04/01/2024 00:00 - Luiz Carlos M. Néspoli
Luiz Carlos M. Néspoli (Branco) (*)
A Organização Mundial da Saúde divulgou neste dezembro de 2023 o relatório Global Status Report on Road Safety 2023 apresentando os resultados da Década de Ação em Segurança Viária. No lançamento da campanha, a OMS apontava 1,25 milhões de mortes no mundo e, ao final da década, o número encontrado foi de 1,19 milhão, representando uma redução global de 5% no número de mortes no período (algo como 60 mil mortes a menos), importante de qualquer forma, mas muito abaixo da meta pretendida de 50%.
Na apresentação, o relatório considera um resultado satisfatório tendo em vista que houve um crescimento da frota de veículos no mundo inteiro na década. Os resultados, entretanto, foram muito díspares.
O relatório refere-se a informações de 170 países membros (o total é 194), mas que equivalem a 97% da população mundial.
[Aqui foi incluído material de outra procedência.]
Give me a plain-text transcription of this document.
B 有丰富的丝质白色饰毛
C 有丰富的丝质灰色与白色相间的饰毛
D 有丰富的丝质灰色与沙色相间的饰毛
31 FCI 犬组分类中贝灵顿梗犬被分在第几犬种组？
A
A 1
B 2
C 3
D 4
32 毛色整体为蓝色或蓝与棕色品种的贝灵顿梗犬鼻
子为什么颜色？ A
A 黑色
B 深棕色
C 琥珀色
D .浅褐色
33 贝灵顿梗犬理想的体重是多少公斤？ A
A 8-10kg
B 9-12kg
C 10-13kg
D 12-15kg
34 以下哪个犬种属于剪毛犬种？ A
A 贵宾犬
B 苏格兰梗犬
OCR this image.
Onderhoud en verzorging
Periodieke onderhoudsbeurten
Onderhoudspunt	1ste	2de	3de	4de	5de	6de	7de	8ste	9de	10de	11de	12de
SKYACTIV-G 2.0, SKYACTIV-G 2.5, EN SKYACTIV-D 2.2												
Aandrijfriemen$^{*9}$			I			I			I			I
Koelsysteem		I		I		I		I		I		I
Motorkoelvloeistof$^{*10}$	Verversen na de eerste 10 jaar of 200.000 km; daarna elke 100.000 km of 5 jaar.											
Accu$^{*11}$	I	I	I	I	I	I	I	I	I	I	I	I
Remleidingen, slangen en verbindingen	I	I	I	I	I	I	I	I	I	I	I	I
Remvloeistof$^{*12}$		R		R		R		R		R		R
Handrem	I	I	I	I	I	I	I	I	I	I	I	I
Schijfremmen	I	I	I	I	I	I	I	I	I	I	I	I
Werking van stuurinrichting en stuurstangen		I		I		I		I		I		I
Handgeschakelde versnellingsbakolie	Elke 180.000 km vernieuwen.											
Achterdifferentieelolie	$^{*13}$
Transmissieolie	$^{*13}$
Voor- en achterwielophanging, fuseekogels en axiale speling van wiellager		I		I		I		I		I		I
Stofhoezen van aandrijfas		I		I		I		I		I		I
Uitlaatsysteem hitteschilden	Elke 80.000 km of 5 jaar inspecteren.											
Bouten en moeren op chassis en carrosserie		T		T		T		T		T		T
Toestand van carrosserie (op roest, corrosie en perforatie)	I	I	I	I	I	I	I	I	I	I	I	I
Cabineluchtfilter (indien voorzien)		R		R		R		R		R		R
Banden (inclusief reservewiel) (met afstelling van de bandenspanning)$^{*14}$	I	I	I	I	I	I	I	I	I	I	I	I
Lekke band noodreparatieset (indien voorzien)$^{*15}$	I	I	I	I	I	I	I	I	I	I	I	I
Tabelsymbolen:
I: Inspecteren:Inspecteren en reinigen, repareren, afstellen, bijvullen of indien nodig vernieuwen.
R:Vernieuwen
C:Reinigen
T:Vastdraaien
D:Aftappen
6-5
Embora o objetivo global estabelecido não tenha sido cumprido no final da década, 108 países que apresentaram resultados positivos alcançaram as seguintes reduções:
A região com maior queda no número de mortes no trânsito foi a da Europa, com 36% de redução, e a com menos resultado foi região das Américas, com 0,1%. No Brasil a redução foi de 25%, saindo de 43.908 mortes em 2011 para 32.716, em 2020. Ficamos a meio caminho da meta, mas isso já foi um grande feito.
De fato, nas cidades brasileiras, onde ocorre o maior número de mortes por acidente de trânsito, o estímulo foi muito forte para que seguissem a campanha lançada pela ONU - a Década de Ações de Segurança Viária. Além desse impulso, realizaram-se seminários, treinamentos e aplicação de alguns tipos de abordagem que produziram bons resultados, como o Programa Vida no Trânsito do Ministério da Saúde e o progrma Road Safety in 10 Countries (RS10). O programa “Visão Zero” só veio a ser implantado mais recentemente no Brasil.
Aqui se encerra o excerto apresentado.